Exportavoz de Izquierda Unida en la Comunidad de Madrid; expartidaria de Gaspar Llamazares cuya corriente, Izquierda Abierta, quedó en minoría ante el ascenso de Cayo Lara; exlátigo de Alberto Ruiz Gallardón y de Esperanza Aguirre. A sus 58 años, Inés Sabanés es todo eso y, desde la semana pasada, flamante y codiciado fichaje de Equo, la nueva formación rojiverde de Juantxo López de Uralde, exdirector de Greenpeace en España.

P. López de Uralde se coló hace tres años en una recepción oficial en Copenhague para llamar la atención sobre el escaso compromiso de los líderes mundiales en la lucha contra el Cambio Climático. La pancarta que desplegó decía: "Los políticos, hablan. Los líderes actúan". ¿Es López de Uralde un buen líder?

R. Claro. Pero hoy los liderazgos son más suma de causas y de gentes que otra cosa. La capacidad de trabajar en red es superior a la forma tradicional de trabajar en vertical. Él mandó ese mensaje en una acción de desobediencia. Si algo nos ha enseñado la calle es que el concepto de liderazgo tiene que ser muy colectivo, muy compartido, muy horizontal y muy activista.

P. ¿Y se ha encontrado con eso al ingresar en Equo?

R. Sí. Hay un compromiso de horizontalidad. Se buscan acuerdos, consensos. Se trabaja sumando.

Hace tiempo que se venía especulando con el salto de Inés Sabanés a Equo. Sus enemigos agitaban el fantasma de su posible paso al PSOE. Ya pueden dejar de agitar: Sabanés vuelve a empezar desde abajo.

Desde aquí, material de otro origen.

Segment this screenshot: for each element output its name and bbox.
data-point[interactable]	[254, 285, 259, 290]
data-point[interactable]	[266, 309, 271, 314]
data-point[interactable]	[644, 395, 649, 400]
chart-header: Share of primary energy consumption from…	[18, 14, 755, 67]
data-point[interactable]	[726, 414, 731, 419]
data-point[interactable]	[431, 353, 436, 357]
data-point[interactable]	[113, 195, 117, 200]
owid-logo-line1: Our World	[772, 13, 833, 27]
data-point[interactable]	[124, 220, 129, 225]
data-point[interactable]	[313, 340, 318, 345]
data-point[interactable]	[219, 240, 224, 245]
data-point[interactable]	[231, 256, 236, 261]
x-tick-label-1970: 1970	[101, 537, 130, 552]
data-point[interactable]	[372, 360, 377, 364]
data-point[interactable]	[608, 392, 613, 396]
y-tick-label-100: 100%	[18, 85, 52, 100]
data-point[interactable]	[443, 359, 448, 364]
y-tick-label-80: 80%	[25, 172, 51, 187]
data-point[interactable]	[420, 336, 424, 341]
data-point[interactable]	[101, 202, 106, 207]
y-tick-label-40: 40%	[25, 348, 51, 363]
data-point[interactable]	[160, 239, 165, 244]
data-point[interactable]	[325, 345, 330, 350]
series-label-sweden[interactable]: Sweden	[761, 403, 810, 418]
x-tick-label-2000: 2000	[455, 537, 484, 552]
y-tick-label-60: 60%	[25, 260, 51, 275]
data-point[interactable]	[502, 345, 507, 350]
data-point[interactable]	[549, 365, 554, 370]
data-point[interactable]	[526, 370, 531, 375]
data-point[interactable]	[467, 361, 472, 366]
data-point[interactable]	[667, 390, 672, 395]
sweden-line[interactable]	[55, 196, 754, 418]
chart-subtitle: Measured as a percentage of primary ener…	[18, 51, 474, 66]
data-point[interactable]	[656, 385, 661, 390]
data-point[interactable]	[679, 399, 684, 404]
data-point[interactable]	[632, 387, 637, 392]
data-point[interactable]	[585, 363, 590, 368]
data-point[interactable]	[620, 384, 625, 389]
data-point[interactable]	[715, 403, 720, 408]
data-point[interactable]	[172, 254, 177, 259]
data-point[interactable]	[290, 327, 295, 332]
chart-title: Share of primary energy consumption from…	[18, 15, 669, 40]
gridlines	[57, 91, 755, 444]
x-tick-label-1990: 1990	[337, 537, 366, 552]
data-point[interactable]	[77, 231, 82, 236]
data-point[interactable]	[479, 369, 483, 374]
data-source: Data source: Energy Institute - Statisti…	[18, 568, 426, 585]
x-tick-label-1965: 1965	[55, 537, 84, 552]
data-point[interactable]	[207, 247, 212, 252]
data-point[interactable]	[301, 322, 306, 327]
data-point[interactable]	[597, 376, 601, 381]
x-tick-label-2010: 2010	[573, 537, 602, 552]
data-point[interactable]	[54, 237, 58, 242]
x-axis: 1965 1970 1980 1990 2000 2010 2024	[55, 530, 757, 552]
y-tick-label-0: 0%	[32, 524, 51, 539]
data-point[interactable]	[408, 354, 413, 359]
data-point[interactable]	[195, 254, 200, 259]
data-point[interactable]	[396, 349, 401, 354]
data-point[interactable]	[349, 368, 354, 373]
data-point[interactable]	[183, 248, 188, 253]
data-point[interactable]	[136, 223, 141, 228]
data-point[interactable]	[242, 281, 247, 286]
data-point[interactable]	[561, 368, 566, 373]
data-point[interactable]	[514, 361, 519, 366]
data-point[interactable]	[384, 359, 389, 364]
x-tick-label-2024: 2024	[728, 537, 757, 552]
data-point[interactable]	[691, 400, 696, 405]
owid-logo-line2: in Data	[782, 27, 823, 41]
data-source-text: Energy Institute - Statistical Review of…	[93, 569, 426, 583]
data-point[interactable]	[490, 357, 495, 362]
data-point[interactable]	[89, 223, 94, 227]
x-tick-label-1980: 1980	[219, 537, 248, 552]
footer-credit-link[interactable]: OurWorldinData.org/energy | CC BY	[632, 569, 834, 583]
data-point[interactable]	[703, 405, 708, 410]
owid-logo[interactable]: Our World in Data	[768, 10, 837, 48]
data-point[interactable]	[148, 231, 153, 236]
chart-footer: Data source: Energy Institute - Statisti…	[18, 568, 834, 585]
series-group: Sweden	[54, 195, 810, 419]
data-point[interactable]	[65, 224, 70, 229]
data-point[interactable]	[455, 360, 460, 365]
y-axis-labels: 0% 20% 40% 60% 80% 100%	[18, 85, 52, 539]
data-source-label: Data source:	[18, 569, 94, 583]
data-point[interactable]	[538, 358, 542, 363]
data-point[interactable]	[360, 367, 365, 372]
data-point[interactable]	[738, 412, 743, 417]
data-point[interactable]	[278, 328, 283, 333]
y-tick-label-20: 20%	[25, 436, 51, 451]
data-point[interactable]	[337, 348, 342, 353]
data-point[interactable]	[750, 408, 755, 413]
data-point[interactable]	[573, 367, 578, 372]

Madrid, 26 de mayo. Han pasado cuatro días desde las elecciones autonómicas. Juantxo López de Uralde e Inés Sabanés se citan en una cafetería en la zona de Concha Espina, norte de Madrid. Esa tarde, en torno a unos cafés, se sella la entrada de la ex miembro de Izquierda Unida en Equo. De esa cita saldrá diciendo que aún tiene que madurar hasta qué punto se implica en el proyecto. Asunto este que sigue perfilando.

P. Uno de sus tuits del 19-J dice: "Lo llaman democracia y no lo es, aplausos, emocionante#19Jmadrid". ¿Lo llaman democracia y no lo es?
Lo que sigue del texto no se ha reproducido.